L'amicizia con Karadzic

In effetti la prima parte del libro è un avvincente susseguirsi di avventure alla Indiana Jones,  in tutti gli scenari di guerra degli ultimi trent’anni, dalla ex Jugoslavia all’Afghanistan, dal Libano al Darfour, dalla Somalia all’Iraq. Dall’Istituto Pediatrico Burlo Garofolo di Trieste presso cui Andolina dirigeva il Dipartimento di trapianto di midollo il medico appare sempre pronto a partire come volontario di diverse associazioni, per portare aiuti, trasferire in Italia bambini da curare, perfino intervenire, secondo i suoi racconti, nelle trattative tra parti ostili. Resta memorabile la pagina in cui si descrive il primo incontro con il collega medico psichiatra Radovan Karadzic, ex presidente della Repubblica Serba di Bosnia: «Una sera io e Paolo Matteucci, un mio amico ora scomparso, uscivamo dal funerale del padre di un alto ufficiale serbo. Eravamo completamente ubriachi: seguendo le tradizioni locali ai funerali serbi ogni dolente porta con sé una bottiglia di rakija. E si beve. Non so come siamo arrivati a Pale, dove abbiamo letteralmente bussato alla porta della residenza di Karadžic. E non so come, a notte fonda, mi abbiano fatto entrare e incontrare Radovan, forse già in pigiama». A quell’incontro ne seguirono altri, che aiutarono Andolina a trasportare liberamente i bambini che ne avevano bisogno e rinforzarono tra i due “uno strano rapporto di complicità”, tanto che il medico triestino sarà anche convocato a testimoniare al Tribunale dell’Aja nel processo per crimini di guerra della ex-Jugoslavia.

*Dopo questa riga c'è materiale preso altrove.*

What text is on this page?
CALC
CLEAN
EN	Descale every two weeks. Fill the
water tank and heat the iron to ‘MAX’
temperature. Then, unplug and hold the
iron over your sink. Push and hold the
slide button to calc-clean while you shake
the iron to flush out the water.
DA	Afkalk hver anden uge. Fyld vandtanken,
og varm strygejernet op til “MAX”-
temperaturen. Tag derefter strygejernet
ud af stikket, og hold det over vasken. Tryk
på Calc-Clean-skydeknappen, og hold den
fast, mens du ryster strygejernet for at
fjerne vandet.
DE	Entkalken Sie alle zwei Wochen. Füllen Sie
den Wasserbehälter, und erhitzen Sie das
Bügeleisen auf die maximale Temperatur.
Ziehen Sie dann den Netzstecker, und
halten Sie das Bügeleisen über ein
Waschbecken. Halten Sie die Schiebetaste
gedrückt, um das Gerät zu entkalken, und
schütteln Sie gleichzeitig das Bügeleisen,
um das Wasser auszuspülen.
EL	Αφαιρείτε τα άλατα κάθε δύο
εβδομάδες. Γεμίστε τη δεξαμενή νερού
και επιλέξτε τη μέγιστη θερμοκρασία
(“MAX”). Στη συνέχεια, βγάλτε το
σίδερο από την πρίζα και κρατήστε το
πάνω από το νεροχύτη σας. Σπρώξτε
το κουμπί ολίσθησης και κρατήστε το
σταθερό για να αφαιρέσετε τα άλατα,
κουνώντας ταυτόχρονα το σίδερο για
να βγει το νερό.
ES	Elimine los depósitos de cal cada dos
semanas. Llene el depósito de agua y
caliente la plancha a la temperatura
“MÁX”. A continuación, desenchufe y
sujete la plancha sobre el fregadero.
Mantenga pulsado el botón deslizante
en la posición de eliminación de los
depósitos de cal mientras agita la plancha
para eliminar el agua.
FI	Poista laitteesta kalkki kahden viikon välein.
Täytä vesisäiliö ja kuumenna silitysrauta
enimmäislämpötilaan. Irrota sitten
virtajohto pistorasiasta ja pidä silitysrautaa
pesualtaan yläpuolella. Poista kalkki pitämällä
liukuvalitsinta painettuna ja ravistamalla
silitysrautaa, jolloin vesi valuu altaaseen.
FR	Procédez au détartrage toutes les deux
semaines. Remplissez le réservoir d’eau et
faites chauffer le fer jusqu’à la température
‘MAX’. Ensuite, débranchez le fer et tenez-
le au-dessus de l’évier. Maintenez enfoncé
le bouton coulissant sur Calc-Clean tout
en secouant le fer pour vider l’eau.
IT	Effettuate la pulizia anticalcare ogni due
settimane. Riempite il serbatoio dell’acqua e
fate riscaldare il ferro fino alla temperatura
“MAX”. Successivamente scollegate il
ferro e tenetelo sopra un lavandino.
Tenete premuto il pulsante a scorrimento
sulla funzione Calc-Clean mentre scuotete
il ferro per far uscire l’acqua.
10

La vera guerra adesso è qua 

«Ma, in quegli anni, da ogni guerra sapevo di poter tornare nel mio nido, con i miei cuccioli, al sicuro in un contesto sicuro e democratico» racconta. «Con quel che è successo dopo, con Stamina, la guerra invece ce l’ho in casa, dove comincio a dubitare dell’esistenza stessa della democrazia». Il filo rosso che unisce le due parti del libro è evidente, così come è evidente perché proprio adesso Andolina si è deciso a raccontare la sua storia di medico di guerra: assediato da chi accusa lui e la Stamina Foundation di non aver rispettato, e non rispettare,  le regole (da quelle della sperimentazione scientifica al codice deontologico dei medici, dalle norme interne agli ospedali fino alle leggi dello Stato), il pediatra amatissimo dai triestini risponde mettendo davanti agli occhi di chi legge una lunghissima serie di casi in cui, proprio grazie alle sue trasgressioni, sarebbero state salvate decine, centinaia di vite umane. Non solo in situazioni belliche estreme, ma già nei primi passi dell’introduzione dei trapianti di midollo osseo in Italia. Andolina infatti è stato tra i primi, nel 1984, a effettuare questo intervento sui bambini. Anche i suoi avversari gli riconoscono straordinarie intuizioni, che talvolta hanno precorso i tempi: la possibilità di prelevare il midollo anche da donatori non perfettamente compatibili, per esempio, o l’idea di trattarlo con farmaci che riducessero il grave rischio di GVHD, la reazione immunitaria del trapianto stesso contro l’ospite. Ma a questo suo ruolo propulsivo nell’ematologia pediatrica italiana non corrisponde una produzione scientifica equivalente: «Non mi interessava scrivere lavori e pubblicare, anche se il mio ospedale, come IRCCS, veniva finanziato anche in funzione di questo. Se avevo qualcosa da dire lo comunicavo a voce ai colleghi, insegnando loro le tecniche che man mano andavo sviluppando» ribatte. Un sistema che faceva risparmiare tempo, ma impediva anche il controllo sulla sua attività, che all’interno del Burlo creava non pochi malumori.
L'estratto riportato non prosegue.